What's missing (on purpose)
This endpoint is a real foundation, but it has the rough edges every minimal version has:
| Missing | When you'll need it |
|---|---|
| Rooms / channels | When "everyone sees everything" stops scaling |
| Message history | When users expect to see what happened before they joined |
| Typing indicators, read receipts | When the UI demands them |
| Cross-process broadcast | When you run more than one worker |
| Rate limiting per connection | When users discover they can flood the room |
The next pages add the most important of those - connection management, broadcasting across workers, and the patterns that make real-time notifications work without turning into a swamp. The skeleton here doesn't need to grow much to support any of it.

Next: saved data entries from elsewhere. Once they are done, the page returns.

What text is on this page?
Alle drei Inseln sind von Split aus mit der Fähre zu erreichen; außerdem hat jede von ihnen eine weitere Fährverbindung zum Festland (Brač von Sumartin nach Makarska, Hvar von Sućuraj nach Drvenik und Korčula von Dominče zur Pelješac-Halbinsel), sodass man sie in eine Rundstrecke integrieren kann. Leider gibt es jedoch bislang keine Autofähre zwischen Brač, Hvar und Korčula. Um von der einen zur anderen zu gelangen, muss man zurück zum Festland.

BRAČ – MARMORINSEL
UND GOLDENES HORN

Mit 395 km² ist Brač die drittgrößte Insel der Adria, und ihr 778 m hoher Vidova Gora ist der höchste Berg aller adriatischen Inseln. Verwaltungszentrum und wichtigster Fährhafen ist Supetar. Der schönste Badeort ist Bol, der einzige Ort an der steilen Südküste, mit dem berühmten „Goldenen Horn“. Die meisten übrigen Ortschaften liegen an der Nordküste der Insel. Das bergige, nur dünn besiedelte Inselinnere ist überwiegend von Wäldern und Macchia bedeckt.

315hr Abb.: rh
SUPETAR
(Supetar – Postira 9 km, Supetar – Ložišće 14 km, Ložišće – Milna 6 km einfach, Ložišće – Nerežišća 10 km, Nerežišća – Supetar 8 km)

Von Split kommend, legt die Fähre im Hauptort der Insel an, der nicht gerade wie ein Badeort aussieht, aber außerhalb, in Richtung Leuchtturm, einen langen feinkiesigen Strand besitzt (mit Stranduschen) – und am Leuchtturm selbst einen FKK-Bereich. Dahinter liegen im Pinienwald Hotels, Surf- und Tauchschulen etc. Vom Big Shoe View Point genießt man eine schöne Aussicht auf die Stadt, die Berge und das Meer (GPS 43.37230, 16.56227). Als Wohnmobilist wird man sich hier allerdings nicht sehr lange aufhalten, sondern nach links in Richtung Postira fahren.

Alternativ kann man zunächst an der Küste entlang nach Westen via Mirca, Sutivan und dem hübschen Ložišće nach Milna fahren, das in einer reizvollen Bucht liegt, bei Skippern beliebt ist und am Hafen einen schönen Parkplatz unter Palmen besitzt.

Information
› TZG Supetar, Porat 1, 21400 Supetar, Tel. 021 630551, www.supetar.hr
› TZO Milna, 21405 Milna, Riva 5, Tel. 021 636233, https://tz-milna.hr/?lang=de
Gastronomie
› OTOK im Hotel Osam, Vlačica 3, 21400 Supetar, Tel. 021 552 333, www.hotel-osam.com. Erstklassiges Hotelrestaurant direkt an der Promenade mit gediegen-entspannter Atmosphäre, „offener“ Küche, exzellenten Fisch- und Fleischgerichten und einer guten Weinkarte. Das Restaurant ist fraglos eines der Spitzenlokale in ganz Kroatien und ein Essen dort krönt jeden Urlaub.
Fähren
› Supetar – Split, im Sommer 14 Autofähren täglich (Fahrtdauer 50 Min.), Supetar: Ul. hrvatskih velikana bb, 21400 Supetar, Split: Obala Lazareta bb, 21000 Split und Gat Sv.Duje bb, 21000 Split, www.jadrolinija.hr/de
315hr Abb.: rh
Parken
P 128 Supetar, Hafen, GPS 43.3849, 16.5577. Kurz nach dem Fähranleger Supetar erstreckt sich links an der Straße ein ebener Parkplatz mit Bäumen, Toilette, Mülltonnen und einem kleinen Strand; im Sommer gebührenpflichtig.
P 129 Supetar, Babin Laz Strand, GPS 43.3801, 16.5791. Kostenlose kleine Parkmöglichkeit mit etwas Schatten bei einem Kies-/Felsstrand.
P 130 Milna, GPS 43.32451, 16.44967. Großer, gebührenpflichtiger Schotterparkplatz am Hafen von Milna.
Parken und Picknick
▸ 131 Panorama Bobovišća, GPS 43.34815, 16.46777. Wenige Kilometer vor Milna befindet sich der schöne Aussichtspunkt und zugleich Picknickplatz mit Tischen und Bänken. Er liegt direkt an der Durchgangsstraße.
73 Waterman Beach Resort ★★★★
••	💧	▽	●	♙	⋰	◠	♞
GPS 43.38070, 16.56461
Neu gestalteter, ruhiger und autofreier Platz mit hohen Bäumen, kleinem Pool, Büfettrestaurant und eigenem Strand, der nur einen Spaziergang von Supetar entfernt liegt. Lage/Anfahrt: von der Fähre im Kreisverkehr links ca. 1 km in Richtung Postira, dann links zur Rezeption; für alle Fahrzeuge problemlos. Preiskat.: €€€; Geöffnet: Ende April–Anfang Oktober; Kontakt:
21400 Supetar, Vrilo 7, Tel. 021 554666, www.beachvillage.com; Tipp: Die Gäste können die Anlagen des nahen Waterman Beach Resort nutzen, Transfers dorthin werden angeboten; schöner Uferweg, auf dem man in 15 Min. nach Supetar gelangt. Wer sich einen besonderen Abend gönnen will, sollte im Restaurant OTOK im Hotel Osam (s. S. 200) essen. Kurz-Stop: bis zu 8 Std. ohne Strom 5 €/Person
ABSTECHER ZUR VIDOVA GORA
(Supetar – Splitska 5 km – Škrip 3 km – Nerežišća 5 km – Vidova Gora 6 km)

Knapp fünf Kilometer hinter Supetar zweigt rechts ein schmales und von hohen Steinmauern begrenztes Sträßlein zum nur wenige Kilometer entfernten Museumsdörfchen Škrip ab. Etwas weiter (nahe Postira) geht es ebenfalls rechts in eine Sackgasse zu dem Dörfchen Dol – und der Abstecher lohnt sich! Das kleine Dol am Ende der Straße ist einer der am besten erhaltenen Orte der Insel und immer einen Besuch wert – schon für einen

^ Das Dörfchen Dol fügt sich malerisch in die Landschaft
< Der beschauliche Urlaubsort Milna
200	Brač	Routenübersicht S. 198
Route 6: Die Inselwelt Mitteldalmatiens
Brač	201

A small habit to form early
Always send messages as objects with a "type" field, never as bare strings. The day will come when you want to send three different shapes of message on the same connection (chat, typing, presence), and a discriminated union is far easier to add to existing code than to retrofit later.
# Good
await ws.send_json({"type": "message", "text": "hi"})
await ws.send_json({"type": "typing", "user": "alice"})
# A short-term shortcut that turns into a long-term problem
await ws.send_text("hi")Pay this tax up front. It is the cheapest form of API design you'll ever do.